At the end of the hall, sitting on a chair made of frozen sunlight, was Castellan Thorne.
He looked like a man in his prime, but his eyes were ancient—two pits of cold, calculating vacuum that had seen centuries. He was holding a glass of liquid light, sipping it slowly, as if he were drinking the very essence of a summer afternoon while the rest of the world froze.
"Auditor," Thorne said. His voice was smooth, like a razor blade wrapped in velvet. "I was wondering when the Bank would send its most loyal dog. Tell me, do they pay you in scraps, or do you just enjoy the metallic taste of other people's blood?"
Solarr spat on the pristine floor. A thick, grey glob of phlegm. It sat there on the white marble, a beautiful, ugly insult. Thorne's eyebrow didn't even twitch, but the air in the room turned heavy, like wet wool.
"I don't do this for the pay, Thorne," Solarr hissed. He could feel the blue fire starting to crawl up his neck, itching, burning. "I do it because the Ledger says you're a thief. And I'm here to take back what you swallowed. All of it."
Thorne laughed. A dry, hollow sound, like gold coins clinking inside a skull. "All of it? Auditor, I am the city. If you take what I owe, the sun goes out. The clocks stop. The Citadel falls into the mud."
"Then let it rot," Solarr said.
His hand started to shake. The blue coin was biting into his flesh now, hungrier than it had ever been. It didn't want a year. it wanted an era. Solarr felt a surge of nausea—a wave of other people's memories, faces he didn't know, voices of the dead screaming for their lost seconds.
He didn't slam his palm this time. He didn't have to. The air around him began to warp, the golden light of the room turning a bruised, violent purple. The clocks on the walls began to spin backward, their hands whirring like frantic insect legs.
"You're not just a collector, are you?" Thorne's smile finally slipped. A flicker of something human appeared in his eyes. Fear. "You're a parasite, just like me. You're just drinking from a different vein."

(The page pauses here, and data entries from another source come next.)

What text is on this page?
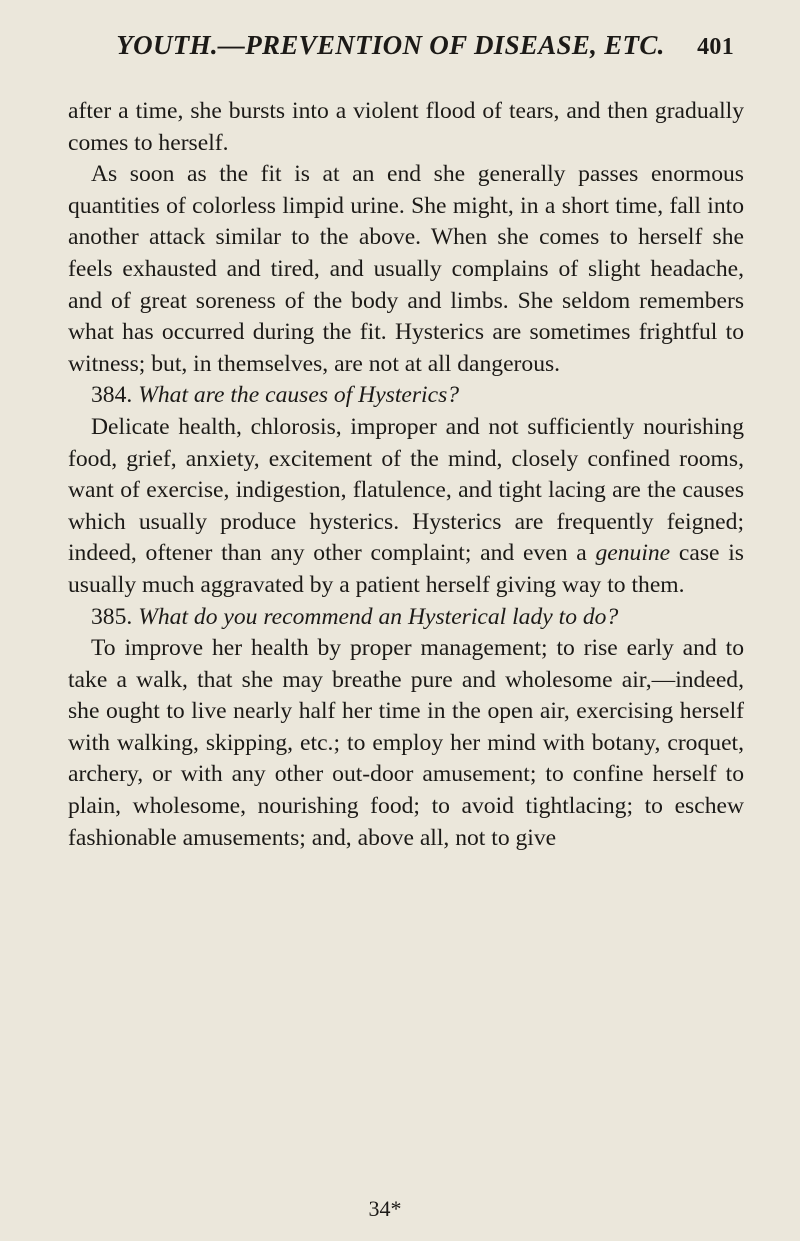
YOUTH.—PREVENTION OF DISEASE, ETC.	401

after a time, she bursts into a violent flood of tears, and then gradually comes to herself.

As soon as the fit is at an end she generally passes enormous quantities of colorless limpid urine. She might, in a short time, fall into another attack similar to the above. When she comes to herself she feels exhausted and tired, and usually complains of slight headache, and of great soreness of the body and limbs. She seldom remembers what has occurred during the fit. Hysterics are sometimes frightful to witness; but, in themselves, are not at all dangerous.

384. What are the causes of Hysterics?

Delicate health, chlorosis, improper and not sufficiently nourishing food, grief, anxiety, excitement of the mind, closely confined rooms, want of exercise, indigestion, flatulence, and tight lacing are the causes which usually produce hysterics. Hysterics are frequently feigned; indeed, oftener than any other complaint; and even a genuine case is usually much aggravated by a patient herself giving way to them.

385. What do you recommend an Hysterical lady to do?

To improve her health by proper management; to rise early and to take a walk, that she may breathe pure and wholesome air,—indeed, she ought to live nearly half her time in the open air, exercising herself with walking, skipping, etc.; to employ her mind with botany, croquet, archery, or with any other out-door amusement; to confine herself to plain, wholesome, nourishing food; to avoid tightlacing; to eschew fashionable amusements; and, above all, not to give

34*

"Maybe," Solarr growled, stepping into the circle of Thorne's stolen light. "But at least I don't pretend my breath doesn't stink of the grave."

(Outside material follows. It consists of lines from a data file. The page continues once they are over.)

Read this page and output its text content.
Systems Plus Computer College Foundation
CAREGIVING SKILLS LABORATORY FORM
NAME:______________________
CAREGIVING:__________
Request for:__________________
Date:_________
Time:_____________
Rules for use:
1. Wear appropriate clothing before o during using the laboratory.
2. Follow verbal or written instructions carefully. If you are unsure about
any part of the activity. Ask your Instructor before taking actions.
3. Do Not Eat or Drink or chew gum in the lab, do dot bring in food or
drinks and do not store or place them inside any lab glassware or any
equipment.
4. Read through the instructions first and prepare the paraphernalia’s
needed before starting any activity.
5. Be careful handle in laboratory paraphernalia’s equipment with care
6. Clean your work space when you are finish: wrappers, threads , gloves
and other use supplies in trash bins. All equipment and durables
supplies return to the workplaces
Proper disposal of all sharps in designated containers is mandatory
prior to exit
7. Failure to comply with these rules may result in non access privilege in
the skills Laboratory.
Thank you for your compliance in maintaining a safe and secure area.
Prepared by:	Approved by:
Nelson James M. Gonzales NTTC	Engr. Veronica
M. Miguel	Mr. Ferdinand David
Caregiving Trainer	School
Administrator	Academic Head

He reached out. Not for Thorne's throat, but for the air around him. The "Time" that protected the Castellan began to flake off like dry skin. Brittle. Flaking. The silver glow was being sucked into Solarr's pores.

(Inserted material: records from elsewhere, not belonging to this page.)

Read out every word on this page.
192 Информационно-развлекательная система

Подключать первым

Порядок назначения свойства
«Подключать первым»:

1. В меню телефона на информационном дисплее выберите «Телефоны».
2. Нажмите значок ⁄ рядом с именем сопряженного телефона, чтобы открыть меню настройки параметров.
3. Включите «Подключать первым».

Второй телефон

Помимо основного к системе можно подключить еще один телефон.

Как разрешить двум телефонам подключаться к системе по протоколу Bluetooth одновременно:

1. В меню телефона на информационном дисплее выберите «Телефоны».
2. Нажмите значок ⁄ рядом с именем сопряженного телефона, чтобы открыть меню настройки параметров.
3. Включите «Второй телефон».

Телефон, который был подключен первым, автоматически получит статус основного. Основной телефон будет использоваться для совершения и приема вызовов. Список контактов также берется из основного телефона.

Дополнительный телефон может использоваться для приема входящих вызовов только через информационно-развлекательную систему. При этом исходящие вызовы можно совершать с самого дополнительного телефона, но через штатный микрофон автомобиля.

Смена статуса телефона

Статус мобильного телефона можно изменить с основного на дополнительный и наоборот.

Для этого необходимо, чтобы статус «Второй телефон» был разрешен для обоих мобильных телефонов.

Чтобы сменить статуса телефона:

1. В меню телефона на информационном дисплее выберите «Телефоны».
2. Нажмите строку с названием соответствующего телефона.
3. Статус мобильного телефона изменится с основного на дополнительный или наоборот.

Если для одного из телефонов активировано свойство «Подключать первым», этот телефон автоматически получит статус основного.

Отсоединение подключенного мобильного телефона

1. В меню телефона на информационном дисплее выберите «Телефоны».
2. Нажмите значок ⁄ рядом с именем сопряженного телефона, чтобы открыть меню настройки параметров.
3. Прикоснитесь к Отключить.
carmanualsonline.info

Thorne tried to stand, but his legs buckled. The "youth" in his face was draining away, the skin turning to parchment, then to dust. He looked like a fruit rotting in high-speed, turning from ripe to black in a heartbeat.
"The Bank... always... collects..." Thorne gasped, his voice now a thin, whistling wheeze.
Solarr stood over him, a dark shadow in the center of the dying gold. He felt the weight of Thorne's centuries slamming into his own soul. It was too much. It was a tidal wave of filth.
He looked at the Ledger. It wasn't satisfied.
STATUS: INCOMPLETE.
REASON: MULTIPLE ACCOUNTS DETECTED.
Solarr looked around the room. The "nobles" in the shadows were screaming now, their own stolen years starting to vibrate, to leak. He wasn't just here for Thorne. He was here for the whole damn Citadel.
"Everything," Solarr whispered to the ticking room. "I'm taking everything."